On Mon, Nov 20, 2023 at 04:44:50PM -0500, Peter Xu wrote:
> On Mon, Nov 20, 2023 at 03:55:54PM -0500, Steven Sistare wrote:
> > If we drop force, then all calls to vm_stop will completely stop the
> > suspended state, eg an hmp "stop" command. This causes two problems.
> > First, that is a change in user-visible behavior for something that
> > currently works,
> 
> IMHO it depends on what should be the correct behavior.  IOW, when VM is in
> SUSPENDED state and then the user sends "stop" QMP command, what should we
> expect?

I would say that from a mgmtm app POV "stop" is initiating a state
transition, from RUN_STATE_RUNNING to RUN_STATE_PAUSED and "cont"
is doing the reverse from PAUSED to RUNNING.

It is a little more complicated than that as there are some other
states like INMIGRATE that are conceptually equiv to RUNNING,
and states where the transition simply doesn't make sense.


So my question is if we're in "SUSPENDED" and someone issues "stop",
what state do we go into, and perhaps more importantly what state
do we go to in a subsequent "cont".

If you say SUSPENDED ---(stop)---> PAUSED ---(cont)---> SUSPENDED
then we create a problem, because the decision for the transition
out of PAUSED needs memory of the previous state.

> My understanding is we should expect to fully stop the VM, including the
> ticks, for example.  Keeping the ticks running even after QMP "stop"
> doesn't sound right, isn't it?

The "stop" QMP command is documented as

    "Stop all guest VCPU execution"

the devil is in the detail though, and we've not documented any detail.

Whether or not timers keep running across stop/cont I think can be
argued to be an impl detail, as long as the headline goal "vcpus
don't execute" is satisfied.

> > vs the migration code where we are fixing brokenness.
> 
> This is not a migration-only bug if above holds, IMO.
> 
> > Second, it does not quite work, because the state becomes
> > RUN_STATE_PAUSED, so the suspended state is forgotten, and the hmp "cont"
> > will try to set the running state.  I could fix that by introducing a new
> > state RUN_STATE_SUSPENDED_STOPPED, but again it is a user-visible change
> > in existing behavior.  (I even implemented that while developing, then I
> > realized it was not needed to fix the migration bugs.)
> 
> Good point.

We have added new guest states periodically. It is a user visible
change, but you could argue that it is implementing a new feature
ie the ability to "stop" a "suspended" guest, and so is justified.

S3 is so little used in virt, so I'm not surprised we're finding
long standing edge cases that have never been thought about before.
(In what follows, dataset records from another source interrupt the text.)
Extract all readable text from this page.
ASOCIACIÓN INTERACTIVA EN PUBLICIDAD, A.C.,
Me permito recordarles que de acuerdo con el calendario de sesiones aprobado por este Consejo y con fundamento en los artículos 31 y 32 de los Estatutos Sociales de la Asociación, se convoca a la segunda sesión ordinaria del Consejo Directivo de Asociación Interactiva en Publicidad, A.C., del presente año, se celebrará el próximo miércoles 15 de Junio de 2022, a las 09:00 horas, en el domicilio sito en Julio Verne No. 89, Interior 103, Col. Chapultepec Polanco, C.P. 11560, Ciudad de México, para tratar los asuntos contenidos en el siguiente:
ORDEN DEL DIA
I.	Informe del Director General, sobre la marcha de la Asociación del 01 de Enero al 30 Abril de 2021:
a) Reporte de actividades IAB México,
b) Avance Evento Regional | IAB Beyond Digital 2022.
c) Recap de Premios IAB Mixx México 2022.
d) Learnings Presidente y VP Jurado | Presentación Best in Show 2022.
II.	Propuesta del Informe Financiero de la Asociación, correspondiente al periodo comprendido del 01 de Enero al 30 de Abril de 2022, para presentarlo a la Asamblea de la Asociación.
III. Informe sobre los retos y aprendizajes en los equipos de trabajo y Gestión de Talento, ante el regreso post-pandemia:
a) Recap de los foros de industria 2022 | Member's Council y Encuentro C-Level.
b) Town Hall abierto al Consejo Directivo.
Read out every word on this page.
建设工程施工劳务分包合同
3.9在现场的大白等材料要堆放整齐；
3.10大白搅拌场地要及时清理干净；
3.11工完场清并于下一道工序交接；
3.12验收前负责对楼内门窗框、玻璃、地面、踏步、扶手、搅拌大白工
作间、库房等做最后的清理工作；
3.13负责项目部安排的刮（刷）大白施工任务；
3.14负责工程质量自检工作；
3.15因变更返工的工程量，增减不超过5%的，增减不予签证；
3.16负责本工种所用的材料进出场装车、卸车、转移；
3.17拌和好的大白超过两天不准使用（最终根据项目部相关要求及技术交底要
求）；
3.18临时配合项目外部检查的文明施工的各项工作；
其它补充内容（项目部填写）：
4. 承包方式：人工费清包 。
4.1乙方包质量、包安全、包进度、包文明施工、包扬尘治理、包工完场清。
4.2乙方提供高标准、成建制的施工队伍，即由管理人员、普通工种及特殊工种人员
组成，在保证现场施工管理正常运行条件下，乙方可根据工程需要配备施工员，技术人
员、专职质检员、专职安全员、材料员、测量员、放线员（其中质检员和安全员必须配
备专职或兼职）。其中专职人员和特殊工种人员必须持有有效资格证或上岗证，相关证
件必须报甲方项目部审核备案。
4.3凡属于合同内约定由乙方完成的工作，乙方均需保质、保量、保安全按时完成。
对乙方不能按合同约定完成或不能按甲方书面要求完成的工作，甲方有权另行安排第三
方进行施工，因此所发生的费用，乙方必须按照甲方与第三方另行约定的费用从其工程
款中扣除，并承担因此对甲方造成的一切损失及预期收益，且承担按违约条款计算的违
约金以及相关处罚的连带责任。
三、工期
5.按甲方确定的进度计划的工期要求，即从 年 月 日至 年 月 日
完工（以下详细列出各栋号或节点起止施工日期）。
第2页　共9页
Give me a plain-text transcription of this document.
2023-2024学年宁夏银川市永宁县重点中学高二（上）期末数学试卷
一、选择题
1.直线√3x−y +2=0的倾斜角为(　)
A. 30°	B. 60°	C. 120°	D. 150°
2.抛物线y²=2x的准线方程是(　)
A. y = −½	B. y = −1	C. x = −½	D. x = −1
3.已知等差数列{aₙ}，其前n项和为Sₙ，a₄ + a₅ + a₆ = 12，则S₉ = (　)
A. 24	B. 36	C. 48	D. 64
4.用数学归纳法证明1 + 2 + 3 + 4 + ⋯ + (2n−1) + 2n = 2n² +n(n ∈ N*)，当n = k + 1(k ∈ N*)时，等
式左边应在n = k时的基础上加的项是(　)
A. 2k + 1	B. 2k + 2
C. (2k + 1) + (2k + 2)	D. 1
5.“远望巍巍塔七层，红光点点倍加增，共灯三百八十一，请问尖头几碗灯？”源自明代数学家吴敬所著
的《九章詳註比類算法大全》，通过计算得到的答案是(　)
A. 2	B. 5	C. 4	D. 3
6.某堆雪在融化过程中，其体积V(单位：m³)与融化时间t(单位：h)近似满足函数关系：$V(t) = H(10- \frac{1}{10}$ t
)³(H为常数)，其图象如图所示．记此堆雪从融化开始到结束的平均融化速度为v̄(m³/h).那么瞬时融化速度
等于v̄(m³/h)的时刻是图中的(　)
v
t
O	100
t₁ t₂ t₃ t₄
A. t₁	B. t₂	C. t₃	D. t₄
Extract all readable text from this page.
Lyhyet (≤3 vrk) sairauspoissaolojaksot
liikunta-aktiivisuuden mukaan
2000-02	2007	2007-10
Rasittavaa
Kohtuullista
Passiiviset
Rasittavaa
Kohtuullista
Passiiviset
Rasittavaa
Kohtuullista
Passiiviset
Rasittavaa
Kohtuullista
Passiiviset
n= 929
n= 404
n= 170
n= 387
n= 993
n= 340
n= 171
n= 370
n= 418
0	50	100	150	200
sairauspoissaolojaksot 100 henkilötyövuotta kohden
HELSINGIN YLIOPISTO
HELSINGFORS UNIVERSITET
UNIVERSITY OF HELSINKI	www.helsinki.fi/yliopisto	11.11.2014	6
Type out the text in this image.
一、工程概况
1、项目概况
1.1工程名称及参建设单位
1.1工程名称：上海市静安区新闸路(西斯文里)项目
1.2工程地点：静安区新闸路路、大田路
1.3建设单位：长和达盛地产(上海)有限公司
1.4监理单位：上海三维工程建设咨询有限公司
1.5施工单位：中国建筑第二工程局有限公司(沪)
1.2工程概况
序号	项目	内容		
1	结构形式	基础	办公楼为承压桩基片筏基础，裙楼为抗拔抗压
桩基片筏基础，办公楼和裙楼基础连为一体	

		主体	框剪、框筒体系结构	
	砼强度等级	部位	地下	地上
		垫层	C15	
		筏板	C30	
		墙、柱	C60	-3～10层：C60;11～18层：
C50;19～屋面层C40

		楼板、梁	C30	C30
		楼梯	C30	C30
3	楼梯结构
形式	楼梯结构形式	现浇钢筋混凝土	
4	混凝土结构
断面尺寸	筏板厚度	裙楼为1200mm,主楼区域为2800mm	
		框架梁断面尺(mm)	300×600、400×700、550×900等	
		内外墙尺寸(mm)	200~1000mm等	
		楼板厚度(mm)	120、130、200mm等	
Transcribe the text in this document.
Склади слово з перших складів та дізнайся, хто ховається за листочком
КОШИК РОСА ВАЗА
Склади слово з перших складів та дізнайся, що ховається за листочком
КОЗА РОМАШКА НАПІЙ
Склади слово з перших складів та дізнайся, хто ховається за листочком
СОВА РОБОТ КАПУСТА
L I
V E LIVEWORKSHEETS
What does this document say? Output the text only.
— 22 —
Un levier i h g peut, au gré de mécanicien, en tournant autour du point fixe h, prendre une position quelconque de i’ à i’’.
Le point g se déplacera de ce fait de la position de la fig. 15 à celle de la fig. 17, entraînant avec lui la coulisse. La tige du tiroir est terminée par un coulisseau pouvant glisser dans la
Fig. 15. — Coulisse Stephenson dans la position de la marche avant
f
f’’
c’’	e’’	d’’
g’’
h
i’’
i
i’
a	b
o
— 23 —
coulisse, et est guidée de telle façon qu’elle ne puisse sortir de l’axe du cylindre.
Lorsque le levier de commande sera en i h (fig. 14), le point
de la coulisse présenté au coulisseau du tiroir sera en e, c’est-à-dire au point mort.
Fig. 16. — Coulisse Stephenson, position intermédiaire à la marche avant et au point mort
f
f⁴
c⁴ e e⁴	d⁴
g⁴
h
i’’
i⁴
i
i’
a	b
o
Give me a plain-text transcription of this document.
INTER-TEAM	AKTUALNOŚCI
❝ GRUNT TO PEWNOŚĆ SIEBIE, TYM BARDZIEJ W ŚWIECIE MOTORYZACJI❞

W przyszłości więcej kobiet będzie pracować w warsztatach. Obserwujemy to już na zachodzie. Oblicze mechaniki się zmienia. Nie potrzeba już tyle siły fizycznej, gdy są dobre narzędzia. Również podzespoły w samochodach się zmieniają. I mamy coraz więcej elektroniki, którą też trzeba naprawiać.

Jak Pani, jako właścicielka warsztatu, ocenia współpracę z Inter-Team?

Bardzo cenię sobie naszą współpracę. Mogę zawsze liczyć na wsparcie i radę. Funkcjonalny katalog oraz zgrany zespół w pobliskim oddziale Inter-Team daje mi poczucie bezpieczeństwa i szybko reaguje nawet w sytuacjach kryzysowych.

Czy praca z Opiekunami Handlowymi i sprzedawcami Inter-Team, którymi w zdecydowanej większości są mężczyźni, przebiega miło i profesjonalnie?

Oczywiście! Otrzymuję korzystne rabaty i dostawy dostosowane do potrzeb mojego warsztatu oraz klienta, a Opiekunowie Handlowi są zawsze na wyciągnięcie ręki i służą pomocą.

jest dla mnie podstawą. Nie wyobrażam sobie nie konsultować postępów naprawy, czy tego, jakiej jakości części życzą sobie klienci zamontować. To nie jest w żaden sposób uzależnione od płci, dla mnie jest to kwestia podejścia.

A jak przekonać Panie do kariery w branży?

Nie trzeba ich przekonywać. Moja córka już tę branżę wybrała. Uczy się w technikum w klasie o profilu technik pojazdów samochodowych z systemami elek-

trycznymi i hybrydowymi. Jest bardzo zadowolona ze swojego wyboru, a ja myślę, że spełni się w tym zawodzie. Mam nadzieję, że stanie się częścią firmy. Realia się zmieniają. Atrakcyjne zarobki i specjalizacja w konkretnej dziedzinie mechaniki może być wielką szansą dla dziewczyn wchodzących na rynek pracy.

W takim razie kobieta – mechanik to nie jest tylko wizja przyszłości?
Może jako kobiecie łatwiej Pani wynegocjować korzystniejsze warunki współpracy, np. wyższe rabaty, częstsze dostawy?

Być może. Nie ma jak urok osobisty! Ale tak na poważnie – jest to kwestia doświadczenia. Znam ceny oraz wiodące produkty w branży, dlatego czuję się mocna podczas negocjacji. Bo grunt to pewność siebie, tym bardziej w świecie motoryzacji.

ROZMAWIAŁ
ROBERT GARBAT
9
> Now with above comments, what's your thoughts on whether we should change
> the user behavior?  My answer is still a yes.
> 
> Maybe SUSPENDED should not be a RunState at all? SUSPENDED is guest visible
> behavior, while something like QMP "stop" is not guest visible.  Maybe we
> should remember it separately?

Yes, every time I look at this area I come away thinking that
the RunState enum is a mess, overloading too many different
concepts onto the same single field.

Specifically "SUSPENDED" vs "RUNNING" is a reflection of guest
state (ie whether or not the VM is in S3), but pretty much all
the others are a reflection of QEMU host state. I kind of feel
that SUSPENDED (S3) probably shouldn't have been a RunState at
all. I'd probably put guest-panicked into a separate thing too.

But we're stuck with what we have.

> It means qemu_system_suspend() could remember that in a separate field (as
> part of guest state), then when wakeup we should conditionally go back
> with/without vcpus running depending on the new "suspended" state.